Forget the syrup – sweet apples ‘n’ cinnamon are a tastier (and healthier!) topping for gluten-free pancakes. To make it, simply warm apple slices or diced apples with coconut oil, and season with cinnamon. Add a bit of water, then let it thicken until gooey while you prepare the pancakes.
The pancakes are made with a combination of almond flour and arrowroot flour for the base. Almond flour is a naturally sweet Paleo-friendly alternative to all-purpose flour, and arrowroot helps thicken the batter. Since almond flour is gluten-free, it needs extra eggs to keep the pancakes from falling apart. We used four eggs, plus a bit of coconut milk and apple sauce to add in more fat and keep these pancakes moist and decadent.
To make the pancakes, mix up the wet and dry ingredients separately, then pour the wet into the dry and mix until just combined.

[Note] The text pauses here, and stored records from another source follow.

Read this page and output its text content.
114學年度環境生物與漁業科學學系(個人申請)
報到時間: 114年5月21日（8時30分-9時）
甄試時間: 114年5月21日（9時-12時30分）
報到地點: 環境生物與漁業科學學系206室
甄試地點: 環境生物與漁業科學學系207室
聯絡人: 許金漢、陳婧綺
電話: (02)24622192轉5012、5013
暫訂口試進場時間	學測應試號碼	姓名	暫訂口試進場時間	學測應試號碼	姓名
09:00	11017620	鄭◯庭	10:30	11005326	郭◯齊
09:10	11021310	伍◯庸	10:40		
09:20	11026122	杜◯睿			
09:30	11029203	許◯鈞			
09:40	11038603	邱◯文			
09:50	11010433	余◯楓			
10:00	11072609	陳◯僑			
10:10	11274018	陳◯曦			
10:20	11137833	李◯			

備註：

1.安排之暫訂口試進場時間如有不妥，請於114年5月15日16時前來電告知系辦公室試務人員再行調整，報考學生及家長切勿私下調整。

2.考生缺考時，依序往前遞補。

Pour onto a hot griddle and cook a few minutes per side, or until golden brown.
Stack your almond flour pancakes on a plate and top with the warm apples. You can also add sliced bananas or shredded coconut if you like. Serve and enjoy!
3 tbsp coconut oil, divided
2 apples, peeled and chopped
2 tsp cinnamon, divided
3 tbsp water
1/2 cups canned coconut milk
1/2 cups unsweetened apple sauce
1 tbsp raw honey
1 tsp vanilla extract
1/2 cups almond flour
1/4 cups arrowroot flour
1/2 tsp baking soda
1/2 tsp baking powder
Start by making the apple topping: Melt 1 tablespoon of the coconut oil in a nonstick pan over medium heat. Add the apple slices and 1 teaspoon of the cinnamon, stir to coat. Lower the heat, add the water, and stir for about 30 seconds. Remove from the heat and set aside
Whisk the eggs, coconut milk, apple sauce, honey and vanilla extract in a large measuring cup.
In a large bowl, mix the almond flour, arrowroot flour, baking soda, baking powder, and remaining teaspoon of cinnamon. Pour the wet ingredients into the dry and whisk until a smooth batter forms.
Grease a large cast iron or nonstick pan with coconut oil and heat to medium. Once hot, scoop the batter ¼ cup at a time onto the pan for evenly sized pancakes. Cook for 2-3 minutes per side, or until golden brown. Cook in batches until all the pancakes are done. You may have to keep adding a little more coconut oil to keep them from sticking.
Serve your pancakes topped with the warm cinnamon apples, and enjoy!